Sadhu Vasvani and Guruji Chitrabhanu were amongst the speakers at the inauguration ceremony. This being the Vegetarian Congress the food was a gastronomic delight and in between the lectures we enjoyed the lunches and dinners. For breakfast there was anything from dhosas, made as you wait, to hot puris. An Indian delegate gave us ‘Amla’ cleansing juice every morning!

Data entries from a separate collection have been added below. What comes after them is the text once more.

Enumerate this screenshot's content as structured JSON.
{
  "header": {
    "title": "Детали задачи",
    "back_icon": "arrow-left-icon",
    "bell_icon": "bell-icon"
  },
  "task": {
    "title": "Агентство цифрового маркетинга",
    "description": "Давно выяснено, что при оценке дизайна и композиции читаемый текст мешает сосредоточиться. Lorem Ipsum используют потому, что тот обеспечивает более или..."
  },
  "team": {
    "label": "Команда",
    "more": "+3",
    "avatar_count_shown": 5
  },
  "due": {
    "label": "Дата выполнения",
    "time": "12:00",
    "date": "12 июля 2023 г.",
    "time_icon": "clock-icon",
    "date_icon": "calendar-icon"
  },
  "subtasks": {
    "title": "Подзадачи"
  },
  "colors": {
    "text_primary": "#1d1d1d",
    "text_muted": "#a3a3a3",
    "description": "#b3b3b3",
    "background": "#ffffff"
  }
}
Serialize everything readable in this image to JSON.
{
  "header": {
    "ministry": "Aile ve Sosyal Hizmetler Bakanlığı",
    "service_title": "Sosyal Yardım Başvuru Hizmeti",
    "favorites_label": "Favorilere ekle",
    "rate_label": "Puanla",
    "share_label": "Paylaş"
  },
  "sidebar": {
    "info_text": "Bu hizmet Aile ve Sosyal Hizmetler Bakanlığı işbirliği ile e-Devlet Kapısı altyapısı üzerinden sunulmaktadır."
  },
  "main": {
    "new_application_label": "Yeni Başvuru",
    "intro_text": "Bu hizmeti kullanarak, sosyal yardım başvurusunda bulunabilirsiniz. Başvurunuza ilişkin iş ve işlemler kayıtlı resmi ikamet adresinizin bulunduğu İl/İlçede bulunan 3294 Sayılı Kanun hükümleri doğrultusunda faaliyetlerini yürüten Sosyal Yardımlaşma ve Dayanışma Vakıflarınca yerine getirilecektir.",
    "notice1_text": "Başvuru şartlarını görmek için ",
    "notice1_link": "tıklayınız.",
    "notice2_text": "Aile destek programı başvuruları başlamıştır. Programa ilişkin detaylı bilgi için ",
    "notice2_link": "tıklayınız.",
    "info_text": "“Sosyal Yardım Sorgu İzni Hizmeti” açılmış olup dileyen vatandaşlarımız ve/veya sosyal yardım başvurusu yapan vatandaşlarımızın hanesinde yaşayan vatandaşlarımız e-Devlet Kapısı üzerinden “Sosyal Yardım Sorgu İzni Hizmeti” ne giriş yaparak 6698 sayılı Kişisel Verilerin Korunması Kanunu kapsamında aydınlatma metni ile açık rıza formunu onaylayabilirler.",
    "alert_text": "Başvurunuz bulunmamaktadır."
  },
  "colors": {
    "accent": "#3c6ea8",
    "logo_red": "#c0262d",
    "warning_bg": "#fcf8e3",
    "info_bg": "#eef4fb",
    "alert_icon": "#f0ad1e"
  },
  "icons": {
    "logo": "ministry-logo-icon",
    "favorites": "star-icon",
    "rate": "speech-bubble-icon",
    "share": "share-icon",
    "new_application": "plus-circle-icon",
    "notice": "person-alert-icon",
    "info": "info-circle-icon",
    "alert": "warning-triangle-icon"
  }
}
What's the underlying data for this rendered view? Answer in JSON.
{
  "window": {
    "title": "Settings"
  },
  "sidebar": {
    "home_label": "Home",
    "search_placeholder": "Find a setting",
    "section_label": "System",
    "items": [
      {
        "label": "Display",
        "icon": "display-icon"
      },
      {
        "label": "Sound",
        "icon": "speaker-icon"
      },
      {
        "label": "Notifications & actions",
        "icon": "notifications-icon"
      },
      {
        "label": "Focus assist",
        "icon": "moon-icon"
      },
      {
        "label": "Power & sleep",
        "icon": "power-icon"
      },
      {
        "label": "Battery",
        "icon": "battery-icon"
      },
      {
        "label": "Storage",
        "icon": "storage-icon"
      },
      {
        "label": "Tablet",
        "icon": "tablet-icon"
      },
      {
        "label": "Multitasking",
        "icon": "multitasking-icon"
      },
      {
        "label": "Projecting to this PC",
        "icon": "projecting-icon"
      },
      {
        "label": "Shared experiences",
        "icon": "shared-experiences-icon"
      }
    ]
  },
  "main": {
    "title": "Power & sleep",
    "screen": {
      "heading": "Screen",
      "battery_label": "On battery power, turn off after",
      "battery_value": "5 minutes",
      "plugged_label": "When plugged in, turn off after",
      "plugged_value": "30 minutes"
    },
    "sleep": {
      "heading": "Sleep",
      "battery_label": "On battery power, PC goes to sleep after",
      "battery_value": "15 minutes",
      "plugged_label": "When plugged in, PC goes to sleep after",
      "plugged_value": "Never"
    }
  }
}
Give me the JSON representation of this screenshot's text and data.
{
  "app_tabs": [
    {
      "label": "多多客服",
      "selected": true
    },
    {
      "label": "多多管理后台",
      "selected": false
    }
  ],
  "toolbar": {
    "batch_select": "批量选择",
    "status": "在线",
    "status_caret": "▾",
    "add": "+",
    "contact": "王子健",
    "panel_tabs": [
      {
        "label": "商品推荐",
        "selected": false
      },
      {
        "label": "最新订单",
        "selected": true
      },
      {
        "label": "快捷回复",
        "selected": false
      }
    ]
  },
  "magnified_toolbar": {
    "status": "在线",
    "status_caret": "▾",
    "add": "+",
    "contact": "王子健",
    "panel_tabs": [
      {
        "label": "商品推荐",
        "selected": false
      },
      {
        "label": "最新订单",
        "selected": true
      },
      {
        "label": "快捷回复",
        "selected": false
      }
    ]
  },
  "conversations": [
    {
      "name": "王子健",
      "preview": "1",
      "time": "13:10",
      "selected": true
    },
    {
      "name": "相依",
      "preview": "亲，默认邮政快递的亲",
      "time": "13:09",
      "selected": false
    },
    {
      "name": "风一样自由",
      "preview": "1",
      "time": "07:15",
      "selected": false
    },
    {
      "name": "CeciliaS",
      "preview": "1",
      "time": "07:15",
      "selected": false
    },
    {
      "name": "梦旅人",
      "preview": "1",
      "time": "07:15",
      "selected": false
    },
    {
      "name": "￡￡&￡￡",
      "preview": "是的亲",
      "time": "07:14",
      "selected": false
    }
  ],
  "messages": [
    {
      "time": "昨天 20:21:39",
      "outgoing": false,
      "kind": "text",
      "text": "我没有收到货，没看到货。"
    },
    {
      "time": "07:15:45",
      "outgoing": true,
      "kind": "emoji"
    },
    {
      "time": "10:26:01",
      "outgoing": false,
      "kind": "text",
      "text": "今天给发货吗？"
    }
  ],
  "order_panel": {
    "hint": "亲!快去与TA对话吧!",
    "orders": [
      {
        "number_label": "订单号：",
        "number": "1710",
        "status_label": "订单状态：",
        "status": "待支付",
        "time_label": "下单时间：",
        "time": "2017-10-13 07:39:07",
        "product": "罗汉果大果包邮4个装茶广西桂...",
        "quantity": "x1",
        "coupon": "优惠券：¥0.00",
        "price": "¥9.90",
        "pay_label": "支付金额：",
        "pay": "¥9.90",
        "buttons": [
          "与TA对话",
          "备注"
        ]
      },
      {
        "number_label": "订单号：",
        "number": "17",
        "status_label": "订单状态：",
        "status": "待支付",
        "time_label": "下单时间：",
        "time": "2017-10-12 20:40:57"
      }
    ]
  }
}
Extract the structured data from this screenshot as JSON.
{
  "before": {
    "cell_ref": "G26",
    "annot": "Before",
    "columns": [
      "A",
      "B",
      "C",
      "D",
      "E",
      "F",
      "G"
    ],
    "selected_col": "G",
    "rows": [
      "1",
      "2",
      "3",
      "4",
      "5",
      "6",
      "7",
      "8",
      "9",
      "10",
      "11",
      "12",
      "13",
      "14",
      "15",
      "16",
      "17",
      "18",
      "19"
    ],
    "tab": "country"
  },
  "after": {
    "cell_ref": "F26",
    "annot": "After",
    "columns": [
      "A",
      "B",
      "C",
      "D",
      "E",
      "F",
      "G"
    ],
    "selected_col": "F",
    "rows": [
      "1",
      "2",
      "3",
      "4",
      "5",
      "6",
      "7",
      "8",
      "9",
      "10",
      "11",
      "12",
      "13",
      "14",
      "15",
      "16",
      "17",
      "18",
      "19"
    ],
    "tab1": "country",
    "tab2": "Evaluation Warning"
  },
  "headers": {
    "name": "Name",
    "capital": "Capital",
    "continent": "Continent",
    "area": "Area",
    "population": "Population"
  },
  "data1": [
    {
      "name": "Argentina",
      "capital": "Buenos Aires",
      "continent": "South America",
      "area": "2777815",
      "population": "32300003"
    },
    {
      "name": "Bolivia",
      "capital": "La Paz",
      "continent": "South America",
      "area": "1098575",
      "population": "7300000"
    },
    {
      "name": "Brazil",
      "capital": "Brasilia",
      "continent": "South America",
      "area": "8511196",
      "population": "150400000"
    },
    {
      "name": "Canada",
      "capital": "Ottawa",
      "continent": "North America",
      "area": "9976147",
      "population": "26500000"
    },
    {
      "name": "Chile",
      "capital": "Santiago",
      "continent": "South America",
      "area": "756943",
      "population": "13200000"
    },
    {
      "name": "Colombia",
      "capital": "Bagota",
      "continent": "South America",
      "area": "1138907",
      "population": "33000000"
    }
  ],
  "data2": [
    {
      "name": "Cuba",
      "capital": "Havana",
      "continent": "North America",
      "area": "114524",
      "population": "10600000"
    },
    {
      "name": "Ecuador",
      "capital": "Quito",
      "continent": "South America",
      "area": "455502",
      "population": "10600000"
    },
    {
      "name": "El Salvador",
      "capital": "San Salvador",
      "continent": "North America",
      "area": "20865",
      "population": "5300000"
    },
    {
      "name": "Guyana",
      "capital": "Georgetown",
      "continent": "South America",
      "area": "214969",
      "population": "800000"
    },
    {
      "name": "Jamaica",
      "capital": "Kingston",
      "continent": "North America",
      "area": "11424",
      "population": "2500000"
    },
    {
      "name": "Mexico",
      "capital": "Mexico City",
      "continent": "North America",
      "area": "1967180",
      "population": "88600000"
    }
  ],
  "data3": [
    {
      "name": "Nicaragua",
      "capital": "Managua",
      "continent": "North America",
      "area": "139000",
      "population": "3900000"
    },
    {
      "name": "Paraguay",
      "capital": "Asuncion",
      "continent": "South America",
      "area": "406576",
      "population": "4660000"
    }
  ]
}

For lunch we were spoilt with many varieties of dishes and the Jains had their own menu! As expected there were many Jains but I was pleasantly surprised to see many Parsees too. All the food was Vegan and some of the sweets were simply delicious. During lunch and dinner delegates from various countries could be seen huddled together in animated conversation sharing their experiences and exchanging ideas as to how best promote vegetarianism. In the evenings we were treated to folk dances from Gujarat and Rajasthan as well as Goa. The Brazilian delegation seemed to be mesmerised by the dances and a couple of their ladies wore Saris—looking very beautiful! There was a big delegation from China and Indonesia- Indonesia has over 30 active vegetarian groups and boasts a membership of 60,000! This would make the Indonesian Vegetarian Society by far the biggest in the world!
The leader of the Chinese delegation spoke fluent Hindi. The Vegetarian Society of Iran was also represented thus proving that Vegetarianism cuts across all religious and racial barriers. I was especially pleased to know that there is a Vegetarian Society of Goa run by Govan Christians. We also did a day tour of Goa and saw how the Portuguese colonial masters lived; we also saw some famous temples and the Church of St. Francis. All the tour guides were young Govan girls and this pattern is repeated everywhere in India—young men and women work in important positions from airports to hotels and there are women pilots on the many plane services that cover the cities of India. India is giving its young citizens every opportunity to flourish irrespective of caste,confidence young people in India seem to have in their country and their zeal to strive for excellence.
This augurs well for the future of the country. It is so nice to see that Hindus and Christians are living in great harmony in Goa. Alternative medicine and Yoga is very popular in India and many eminent speakers spoke of the benefits of these disciplines. One of the irritants at the conference was the constant going off of mobile phones or cell phones as they call them here! This was despite the fact that repeated requests were made to switch them off!
The overall message from the congress was that to save this planet, to live healthily and to be compassionate towards animals that are at our mercy we have to give up meat eating. The next Vegetarian Congress will be held in 2008 in Dresden Germany. The first congress was held there a hundred years ago and it will be wonderful to be in the city where it all started and it is hoped that all the delegates will be dressed in the same way as they did a hundred
years ago for one evening. That means I will have to dress as Gandhiji and wear a Dhoti!